Audi Q7 Review 2024

Audi Q7 At A Glance

5/5
Honest John Overall Rating
The Q7 is a prime example of what can be achieved through attention to detail. You see, there isn’t a single area in which Audi’s big seven-seater SUV doesn’t do a thoroughly brilliant job.

+Quiet and refined, ideal long distance motorway cruiser, beautifully finished quality interior, seven seats and a huge boot, five Star Euro NCAP rating., six Isofix points.

-Sheer size means it's unwieldy around town, Q7 e-tron only has five seats.

New prices start from £61,355, brokers can source from £54,831
Insurance Groups are between 35–50
On average it achieves 68% of the official MPG figure

It’s hard to think of a better all-rounder in this class than the Audi Q7. The huge, family-friendly cabin is stuffed with luxury equipment and displays impeccable quality, while on the road, the car is comfortable, quiet and surprisingly agile. What’s more, it’s competitive on prices and running costs. That’s pretty much every box ticked, then. It might not be as capable off-road as a Land Rover Discovery or as stylish as a Volvo XC90, but it’s a fabulous family car that’s hugely desirable.

The Q7 is the best all-rounder in the class, and for that matter, the best SUV in the class. Yep, it’s that good.

First and foremost, it’s a brilliant family car. It’s among the roomiest cars of its type, with generous space surrounding each of its seven seats, and with so many different options over how much of the space is used for seating and how much is used for cargo, it’s also hugely versatile. Those on board will also feel spoiled due to the amazing cabin quality and generous luxury kit.

Just as importantly, it’s an ideal family car in the way it drives. On all sorts of roads, the Q7 stays comfortable and quiet, keeping life relaxed on every journey.

And despite its impressive comfort, it’s still impressively agile in corners, keeping things safe and settled for passengers, and surprisingly entertaining for the driver. One quick caveat here: the best Q7s ride on air suspension. This was standard on post-facelift cars of 2019 onwards, but optional before that.

The engines, meanwhile, give an impressive blend of performance, economy and refinement, while lots of safety equipment and a five-star Euro NCAP rating means your family will be well looked after. Any complaints? Well, the touchscreen system on post-facelift cars is a bit fiddly and distracting, and the automatic gearbox could be quicker to respond, but other than that, there’s very little to moan about.

Looking for a second opinion? Read heycar's Audi Q7 review.

Ask Honest John

My son needs a car that can take three child seats, what are his options?
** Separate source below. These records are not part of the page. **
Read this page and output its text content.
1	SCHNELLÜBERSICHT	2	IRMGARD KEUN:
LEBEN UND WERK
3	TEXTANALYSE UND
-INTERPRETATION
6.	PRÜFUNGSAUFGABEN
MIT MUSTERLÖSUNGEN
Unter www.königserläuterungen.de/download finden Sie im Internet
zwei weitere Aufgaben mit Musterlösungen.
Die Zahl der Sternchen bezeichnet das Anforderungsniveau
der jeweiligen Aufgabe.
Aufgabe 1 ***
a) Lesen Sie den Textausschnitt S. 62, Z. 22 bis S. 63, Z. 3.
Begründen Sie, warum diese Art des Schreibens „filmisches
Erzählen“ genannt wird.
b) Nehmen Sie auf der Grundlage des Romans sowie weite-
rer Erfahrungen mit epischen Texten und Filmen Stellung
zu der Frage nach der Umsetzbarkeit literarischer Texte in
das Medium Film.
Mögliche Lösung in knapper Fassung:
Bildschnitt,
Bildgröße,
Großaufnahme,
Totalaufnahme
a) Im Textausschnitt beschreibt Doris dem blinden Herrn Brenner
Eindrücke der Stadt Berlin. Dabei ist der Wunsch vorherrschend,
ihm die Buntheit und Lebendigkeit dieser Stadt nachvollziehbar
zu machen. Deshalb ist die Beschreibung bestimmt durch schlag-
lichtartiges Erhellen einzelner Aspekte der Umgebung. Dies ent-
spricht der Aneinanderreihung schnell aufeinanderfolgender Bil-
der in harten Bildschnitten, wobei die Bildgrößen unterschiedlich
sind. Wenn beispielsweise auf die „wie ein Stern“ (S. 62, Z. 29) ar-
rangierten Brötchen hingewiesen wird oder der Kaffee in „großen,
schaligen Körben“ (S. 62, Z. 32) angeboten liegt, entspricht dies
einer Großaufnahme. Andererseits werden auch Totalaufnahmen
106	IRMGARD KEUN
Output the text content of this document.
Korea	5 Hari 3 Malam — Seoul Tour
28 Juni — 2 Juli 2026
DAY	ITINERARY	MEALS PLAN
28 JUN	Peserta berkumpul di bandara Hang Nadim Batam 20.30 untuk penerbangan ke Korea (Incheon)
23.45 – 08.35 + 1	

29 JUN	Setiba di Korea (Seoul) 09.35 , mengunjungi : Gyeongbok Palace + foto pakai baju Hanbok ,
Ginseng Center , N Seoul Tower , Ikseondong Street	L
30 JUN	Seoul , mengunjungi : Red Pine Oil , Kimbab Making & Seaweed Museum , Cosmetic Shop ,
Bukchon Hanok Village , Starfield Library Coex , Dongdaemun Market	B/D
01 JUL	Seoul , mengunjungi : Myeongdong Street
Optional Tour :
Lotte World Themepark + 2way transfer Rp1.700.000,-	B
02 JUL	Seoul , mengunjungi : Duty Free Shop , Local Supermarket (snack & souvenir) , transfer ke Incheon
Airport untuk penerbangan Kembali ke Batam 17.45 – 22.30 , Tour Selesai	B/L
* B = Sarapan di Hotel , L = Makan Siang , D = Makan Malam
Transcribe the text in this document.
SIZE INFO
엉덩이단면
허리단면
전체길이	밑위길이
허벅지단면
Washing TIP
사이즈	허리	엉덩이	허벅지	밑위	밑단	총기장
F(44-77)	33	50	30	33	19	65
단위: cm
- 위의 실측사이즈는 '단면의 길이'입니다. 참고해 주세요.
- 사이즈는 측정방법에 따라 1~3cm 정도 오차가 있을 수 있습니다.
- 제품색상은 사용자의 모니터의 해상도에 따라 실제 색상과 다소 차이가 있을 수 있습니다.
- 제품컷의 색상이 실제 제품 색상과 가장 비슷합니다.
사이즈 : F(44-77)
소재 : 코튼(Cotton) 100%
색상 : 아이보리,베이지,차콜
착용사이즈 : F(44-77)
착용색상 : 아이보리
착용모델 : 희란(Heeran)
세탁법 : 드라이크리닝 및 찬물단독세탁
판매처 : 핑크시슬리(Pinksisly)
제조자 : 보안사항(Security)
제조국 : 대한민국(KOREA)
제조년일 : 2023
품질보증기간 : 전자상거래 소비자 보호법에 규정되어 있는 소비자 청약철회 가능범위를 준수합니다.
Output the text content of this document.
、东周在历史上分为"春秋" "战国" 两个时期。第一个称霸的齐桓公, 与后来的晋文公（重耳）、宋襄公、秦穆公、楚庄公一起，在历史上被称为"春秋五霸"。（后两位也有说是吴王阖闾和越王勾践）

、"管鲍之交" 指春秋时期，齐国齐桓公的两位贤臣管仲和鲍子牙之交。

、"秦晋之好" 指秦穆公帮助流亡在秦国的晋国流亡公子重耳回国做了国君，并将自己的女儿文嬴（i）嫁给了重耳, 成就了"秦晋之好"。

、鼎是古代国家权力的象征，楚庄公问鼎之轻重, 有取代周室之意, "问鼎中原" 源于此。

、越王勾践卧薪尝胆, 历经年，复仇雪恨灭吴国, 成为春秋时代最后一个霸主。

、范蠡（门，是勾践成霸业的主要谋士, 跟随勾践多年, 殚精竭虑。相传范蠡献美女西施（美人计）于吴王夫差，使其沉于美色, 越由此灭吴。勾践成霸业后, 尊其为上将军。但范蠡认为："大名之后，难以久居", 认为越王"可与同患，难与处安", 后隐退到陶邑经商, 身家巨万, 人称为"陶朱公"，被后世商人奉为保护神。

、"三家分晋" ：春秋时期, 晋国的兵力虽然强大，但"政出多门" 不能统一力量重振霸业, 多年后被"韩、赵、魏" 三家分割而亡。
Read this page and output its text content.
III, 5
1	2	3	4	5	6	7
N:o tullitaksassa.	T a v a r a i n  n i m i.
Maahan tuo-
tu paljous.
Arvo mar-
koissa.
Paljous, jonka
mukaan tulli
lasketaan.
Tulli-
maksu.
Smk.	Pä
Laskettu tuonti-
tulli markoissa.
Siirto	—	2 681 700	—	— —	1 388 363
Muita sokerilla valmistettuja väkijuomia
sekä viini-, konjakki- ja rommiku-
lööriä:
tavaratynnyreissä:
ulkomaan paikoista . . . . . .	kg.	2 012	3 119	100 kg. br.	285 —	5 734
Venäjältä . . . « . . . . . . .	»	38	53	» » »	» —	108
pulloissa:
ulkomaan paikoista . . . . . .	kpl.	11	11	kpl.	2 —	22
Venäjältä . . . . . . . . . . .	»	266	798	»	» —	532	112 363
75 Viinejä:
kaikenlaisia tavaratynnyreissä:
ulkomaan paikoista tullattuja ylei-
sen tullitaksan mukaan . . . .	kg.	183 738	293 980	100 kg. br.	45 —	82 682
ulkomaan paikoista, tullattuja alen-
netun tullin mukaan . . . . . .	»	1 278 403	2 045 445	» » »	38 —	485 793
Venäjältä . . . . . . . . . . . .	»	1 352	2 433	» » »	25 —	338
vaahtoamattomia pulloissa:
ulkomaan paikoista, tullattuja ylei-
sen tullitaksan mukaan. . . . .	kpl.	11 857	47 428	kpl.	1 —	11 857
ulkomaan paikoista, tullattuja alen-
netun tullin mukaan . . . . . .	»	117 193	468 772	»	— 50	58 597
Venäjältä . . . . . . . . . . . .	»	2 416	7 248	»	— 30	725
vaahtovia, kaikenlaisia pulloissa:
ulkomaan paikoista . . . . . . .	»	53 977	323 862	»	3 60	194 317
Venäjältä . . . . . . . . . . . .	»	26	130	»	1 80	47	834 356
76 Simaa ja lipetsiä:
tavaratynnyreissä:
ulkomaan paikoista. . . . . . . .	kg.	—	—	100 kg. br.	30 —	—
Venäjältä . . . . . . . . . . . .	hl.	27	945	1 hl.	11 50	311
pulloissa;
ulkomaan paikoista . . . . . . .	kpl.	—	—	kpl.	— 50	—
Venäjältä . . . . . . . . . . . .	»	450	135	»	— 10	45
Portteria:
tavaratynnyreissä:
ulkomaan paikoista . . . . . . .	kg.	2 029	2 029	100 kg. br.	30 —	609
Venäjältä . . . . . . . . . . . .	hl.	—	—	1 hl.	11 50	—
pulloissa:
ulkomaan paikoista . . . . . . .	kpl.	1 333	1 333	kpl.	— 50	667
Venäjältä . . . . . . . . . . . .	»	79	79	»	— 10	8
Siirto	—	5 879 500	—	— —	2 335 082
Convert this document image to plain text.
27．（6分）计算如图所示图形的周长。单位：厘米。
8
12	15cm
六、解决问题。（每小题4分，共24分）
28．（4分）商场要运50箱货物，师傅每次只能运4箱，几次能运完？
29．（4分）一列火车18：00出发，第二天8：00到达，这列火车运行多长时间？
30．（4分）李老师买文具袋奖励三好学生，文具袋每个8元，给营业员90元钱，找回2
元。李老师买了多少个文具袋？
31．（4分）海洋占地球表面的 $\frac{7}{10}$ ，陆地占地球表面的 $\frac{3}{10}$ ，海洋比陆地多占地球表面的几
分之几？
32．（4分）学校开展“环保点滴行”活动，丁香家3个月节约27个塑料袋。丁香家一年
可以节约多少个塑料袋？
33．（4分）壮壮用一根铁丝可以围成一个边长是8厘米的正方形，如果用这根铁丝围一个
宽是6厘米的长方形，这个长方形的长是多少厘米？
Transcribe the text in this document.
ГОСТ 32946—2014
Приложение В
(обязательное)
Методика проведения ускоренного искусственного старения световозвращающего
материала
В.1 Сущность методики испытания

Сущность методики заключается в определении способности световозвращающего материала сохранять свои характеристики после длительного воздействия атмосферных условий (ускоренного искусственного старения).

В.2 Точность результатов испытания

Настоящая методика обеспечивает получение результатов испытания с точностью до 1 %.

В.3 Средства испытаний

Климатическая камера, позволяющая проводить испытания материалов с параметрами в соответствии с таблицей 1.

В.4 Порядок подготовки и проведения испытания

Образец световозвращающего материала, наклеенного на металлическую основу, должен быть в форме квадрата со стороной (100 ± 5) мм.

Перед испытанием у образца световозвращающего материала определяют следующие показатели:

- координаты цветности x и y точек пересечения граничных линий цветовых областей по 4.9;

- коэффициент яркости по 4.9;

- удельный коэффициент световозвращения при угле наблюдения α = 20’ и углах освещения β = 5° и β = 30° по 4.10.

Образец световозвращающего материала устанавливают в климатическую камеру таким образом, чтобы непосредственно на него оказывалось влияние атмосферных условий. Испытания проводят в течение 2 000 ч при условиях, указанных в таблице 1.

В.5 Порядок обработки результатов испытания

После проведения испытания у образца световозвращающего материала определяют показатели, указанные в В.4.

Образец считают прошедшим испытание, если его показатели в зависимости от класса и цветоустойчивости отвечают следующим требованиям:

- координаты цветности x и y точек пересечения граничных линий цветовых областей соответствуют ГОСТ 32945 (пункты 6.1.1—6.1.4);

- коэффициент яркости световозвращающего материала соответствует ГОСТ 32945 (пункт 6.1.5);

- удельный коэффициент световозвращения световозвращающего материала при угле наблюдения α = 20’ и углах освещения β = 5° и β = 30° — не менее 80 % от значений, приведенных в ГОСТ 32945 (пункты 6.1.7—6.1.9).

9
"My son has already has a daughter and is now expecting twins. What cars can fit three child seats side by side, and do these have to be Isofix fittings?"
There are quite a few options when it comes to cars that can comfortably take three child seats. We'd always strongly recommend Isofix for all child seats as it's far safer than purely a seatbelt mount. If your son is looking for an SUV, depending on budget we would recommend the current Audi Q7 or for something cheaper, the Peugeot 5008 which both have three Isofix mountings in the middle row. He could do down the less fashionable MPV route, but these do have lots of space. We'd recommend the Ford S-MAX but there's also the Ford Galaxy, SEAT Alhambra, Volkswagen Touran and the Citroen Grand C4 Picasso (later nenamed the Grand C4 Spacetourer) that are worth checking out. As these are all seven seaters, depending on how old your granddaughter is (and what car seat she has), she can either sit in the middle or alternatively the back row. The only difficulty is that with a Group 0+ child seat on both outer seats, access to the rear seats is pretty much impossible. If you're on more of a budget, the Vauxhall Insignia Sport can take three child seats on the back row although it's not as roomy as an SUV. If you want practicality, there are options like the Citroen Berlingo from 2018 onwards. The second row has three individual seats, each of which has Isofix, and there's also the option of the Berlingo XL which has seven seats.
Answered by David Ross

Can I replace just two tyres on a four-wheel drive Audi?

"I’ve picked up nails in two of my Audi Q7 tyres and need to replace them. Should I replace all four tyres?"
Given the size, power and value of the vehicle, I would suggest replacing all four. Replacing a pair of tyres on each axle doesn't always result in mechanical problems, but it can increase the wear of the differentials (as the worn tyres have a lower circumference and will rotate faster than the new pair). Replacing the differentials on an Audi Q7 is a very expensive job.
Answered by Dan Powell

Can you recommend an SUV or estate car that can carry ladders?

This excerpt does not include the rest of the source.